Quand la dernière invitée se fut éloignée, Pierrette revint au salon et se pendit au cou de sa mère :

— J’ai une maman comme personne !

Puis resserrant son étreinte :

— Maman, que je t’aime !

C’était peut-être la première fois que Pierrette devenue jeune fille disait : « Maman, je t’aime. » En tout cas, elle ne l’avait jamais dit avec un tel accent.

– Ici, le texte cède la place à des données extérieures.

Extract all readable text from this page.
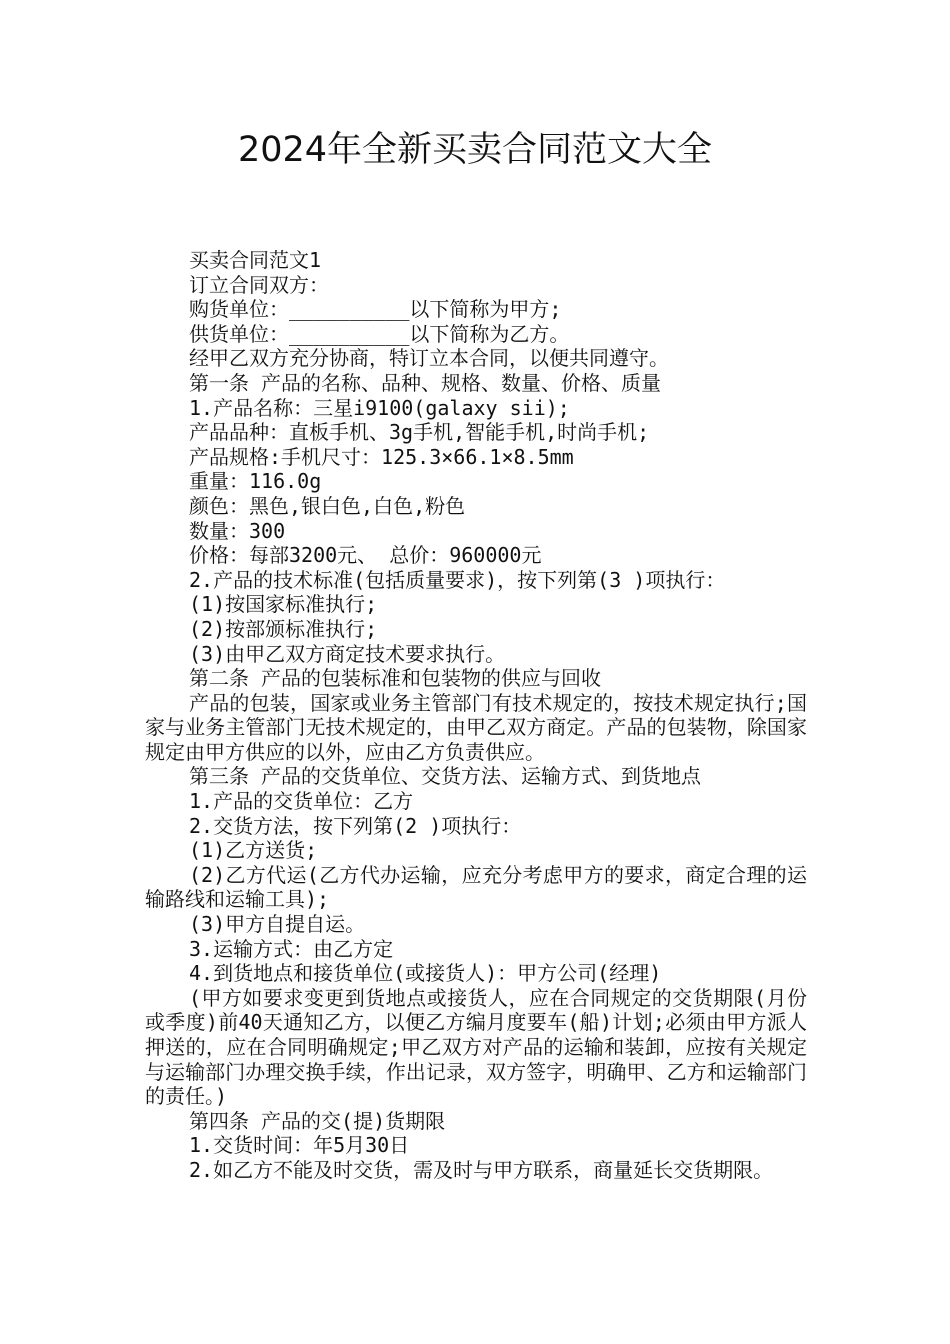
2024年全新买卖合同范文大全

买卖合同范文1

订立合同双方：

购货单位：__________以下简称为甲方;

供货单位：__________以下简称为乙方。

经甲乙双方充分协商，特订立本合同，以便共同遵守。

第一条 产品的名称、品种、规格、数量、价格、质量

1.产品名称：三星i9100(galaxy sii);

产品品种：直板手机、3g手机,智能手机,时尚手机;

产品规格:手机尺寸：125.3×66.1×8.5mm

重量：116.0g

颜色：黑色,银白色,白色,粉色

数量：300

价格：每部3200元、 总价：960000元

2.产品的技术标准(包括质量要求)，按下列第(3 )项执行：

(1)按国家标准执行;

(2)按部颁标准执行;

(3)由甲乙双方商定技术要求执行。

第二条 产品的包装标准和包装物的供应与回收

产品的包装，国家或业务主管部门有技术规定的，按技术规定执行;国家与业务主管部门无技术规定的，由甲乙双方商定。产品的包装物，除国家规定由甲方供应的以外，应由乙方负责供应。

第三条 产品的交货单位、交货方法、运输方式、到货地点

1.产品的交货单位：乙方

2.交货方法，按下列第(2 )项执行：

(1)乙方送货;

(2)乙方代运(乙方代办运输，应充分考虑甲方的要求，商定合理的运输路线和运输工具);

(3)甲方自提自运。

3.运输方式：由乙方定

4.到货地点和接货单位(或接货人)：甲方公司(经理)

(甲方如要求变更到货地点或接货人，应在合同规定的交货期限(月份或季度)前40天通知乙方，以便乙方编月度要车(船)计划;必须由甲方派人押送的，应在合同明确规定;甲乙双方对产品的运输和装卸，应按有关规定与运输部门办理交换手续，作出记录，双方签字，明确甲、乙方和运输部门的责任。)

第四条 产品的交(提)货期限

1.交货时间：年5月30日

2.如乙方不能及时交货，需及时与甲方联系，商量延长交货期限。
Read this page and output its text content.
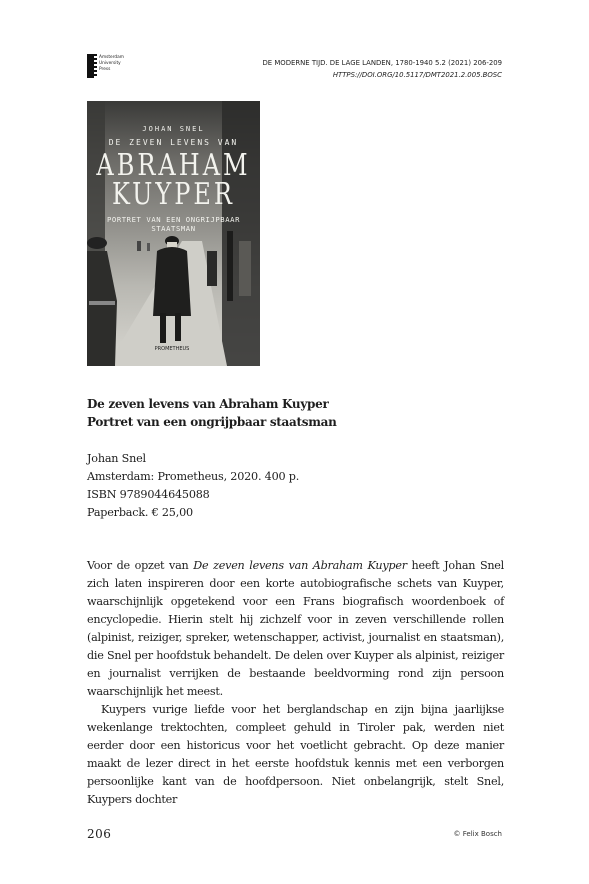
Amsterdam
University
Press
DE MODERNE TIJD. DE LAGE LANDEN, 1780-1940 5.2 (2021) 206-209
HTTPS://DOI.ORG/10.5117/DMT2021.2.005.BOSC
JOHAN SNEL
DE ZEVEN LEVENS VAN
ABRAHAM
KUYPER
PORTRET VAN EEN ONGRIJPBAAR STAATSMAN
PROMETHEUS
De zeven levens van Abraham Kuyper
Portret van een ongrijpbaar staatsman
Johan Snel
Amsterdam: Prometheus, 2020. 400 p.
ISBN 9789044645088
Paperback. € 25,00

Voor de opzet van De zeven levens van Abraham Kuyper heeft Johan Snel zich laten inspireren door een korte autobiografische schets van Kuyper, waarschijnlijk opgetekend voor een Frans biografisch woordenboek of encyclopedie. Hierin stelt hij zichzelf voor in zeven verschillende rollen (alpinist, reiziger, spreker, wetenschapper, activist, journalist en staatsman), die Snel per hoofdstuk behandelt. De delen over Kuyper als alpinist, reiziger en journalist verrijken de bestaande beeldvorming rond zijn persoon waarschijnlijk het meest.

Kuypers vurige liefde voor het berglandschap en zijn bijna jaarlijkse wekenlange trektochten, compleet gehuld in Tiroler pak, werden niet eerder door een historicus voor het voetlicht gebracht. Op deze manier maakt de lezer direct in het eerste hoofdstuk kennis met een verborgen persoonlijke kant van de hoofdpersoon. Niet onbelangrijk, stelt Snel, Kuypers dochter

206	© Felix Bosch
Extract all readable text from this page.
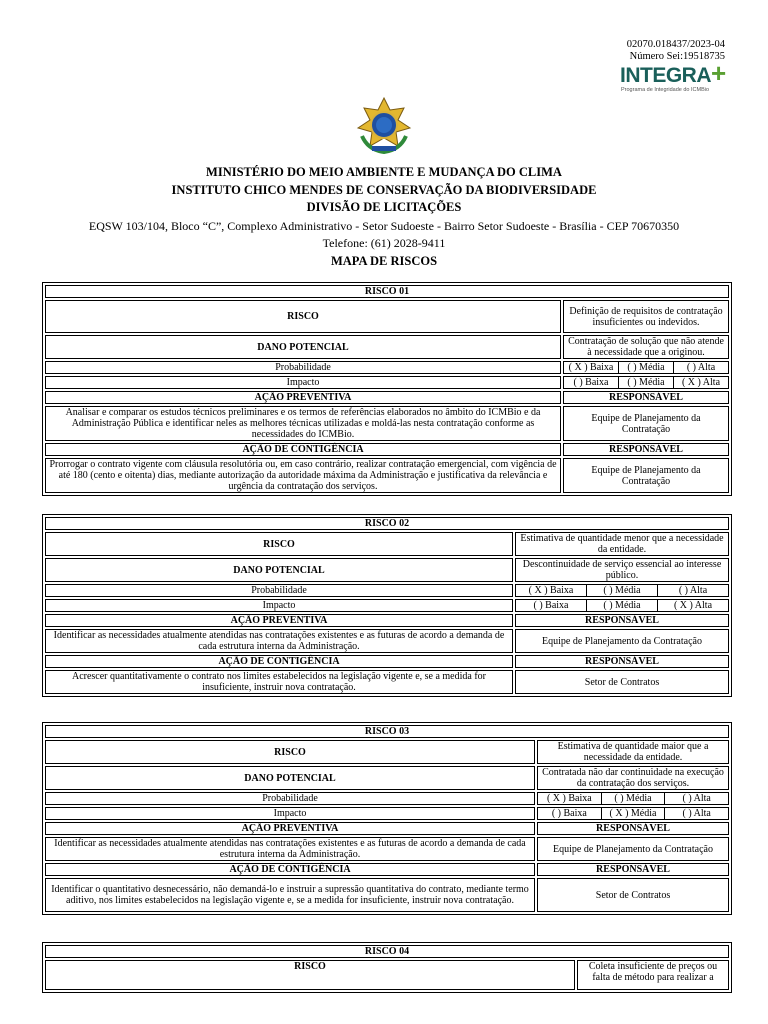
02070.018437/2023-04
Número Sei:19518735
INTEGRA+
Programa de Integridade do ICMBio
MINISTÉRIO DO MEIO AMBIENTE E MUDANÇA DO CLIMA
INSTITUTO CHICO MENDES DE CONSERVAÇÃO DA BIODIVERSIDADE
DIVISÃO DE LICITAÇÕES
EQSW 103/104, Bloco “C”, Complexo Administrativo - Setor Sudoeste - Bairro Setor Sudoeste - Brasília - CEP 70670350
Telefone: (61) 2028-9411
MAPA DE RISCOS
RISCO 01	
RISCO	Definição de requisitos de contratação insuficientes ou indevidos.
DANO POTENCIAL	Contratação de solução que não atende à necessidade que a originou.
Probabilidade	( X ) Baixa ( ) Média ( ) Alta

Impacto	( ) Baixa ( ) Média ( X ) Alta

AÇÃO PREVENTIVA	RESPONSÁVEL
Analisar e comparar os estudos técnicos preliminares e os termos de referências elaborados no âmbito do ICMBio e da Administração Pública e identificar neles as melhores técnicas utilizadas e moldá-las nesta contratação conforme as necessidades do ICMBio.	Equipe de Planejamento da Contratação
AÇÃO DE CONTIGÊNCIA	RESPONSÁVEL
Prorrogar o contrato vigente com cláusula resolutória ou, em caso contrário, realizar contratação emergencial, com vigência de até 180 (cento e oitenta) dias, mediante autorização da autoridade máxima da Administração e justificativa da relevância e urgência da contratação dos serviços.	Equipe de Planejamento da Contratação
RISCO 02	
RISCO	Estimativa de quantidade menor que a necessidade da entidade.
DANO POTENCIAL	Descontinuidade de serviço essencial ao interesse público.
Probabilidade	( X ) Baixa ( ) Média ( ) Alta

Impacto	( ) Baixa ( ) Média ( X ) Alta

AÇÃO PREVENTIVA	RESPONSÁVEL
Identificar as necessidades atualmente atendidas nas contratações existentes e as futuras de acordo a demanda de cada estrutura interna da Administração.	Equipe de Planejamento da Contratação
AÇÃO DE CONTIGÊNCIA	RESPONSÁVEL
Acrescer quantitativamente o contrato nos limites estabelecidos na legislação vigente e, se a medida for insuficiente, instruir nova contratação.	Setor de Contratos
RISCO 03	
RISCO	Estimativa de quantidade maior que a necessidade da entidade.
DANO POTENCIAL	Contratada não dar continuidade na execução da contratação dos serviços.
Probabilidade	( X ) Baixa ( ) Média ( ) Alta

Impacto	( ) Baixa ( X ) Média ( ) Alta

AÇÃO PREVENTIVA	RESPONSÁVEL
Identificar as necessidades atualmente atendidas nas contratações existentes e as futuras de acordo a demanda de cada estrutura interna da Administração.	Equipe de Planejamento da Contratação
AÇÃO DE CONTIGÊNCIA	RESPONSÁVEL
Identificar o quantitativo desnecessário, não demandá-lo e instruir a supressão quantitativa do contrato, mediante termo aditivo, nos limites estabelecidos na legislação vigente e, se a medida for insuficiente, instruir nova contratação.	Setor de Contratos
RISCO 04
RISCO	Coleta insuficiente de preços ou falta de método para realizar a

Madame des Orties sentit un frisson très doux la secouer. N’en venait-elle pas quelquefois à douter du cœur de cette enfant ? Elle était en ce moment la plus heureuse des mères, elle avait toujours considéré comme des trésors, les mots et les gestes affectueux de sa fille si peu expansive.

Elles oublièrent dans une minute de suave intimité, le prétendant éconduit et le prétendant possible qui faisaient depuis quelques semaines le tourment de ces deux femmes, pour vivre l’une pour l’autre simplement.

Cette trêve ne fut pas de longue durée, le lendemain matin le courrier apportait la grande nouvelle.

C’était un clair matin de mars, la nature quelque peu éveillée de son sommeil hivernal donnait des espérances de soleil plus chaud, de beaux jours remplis de joie.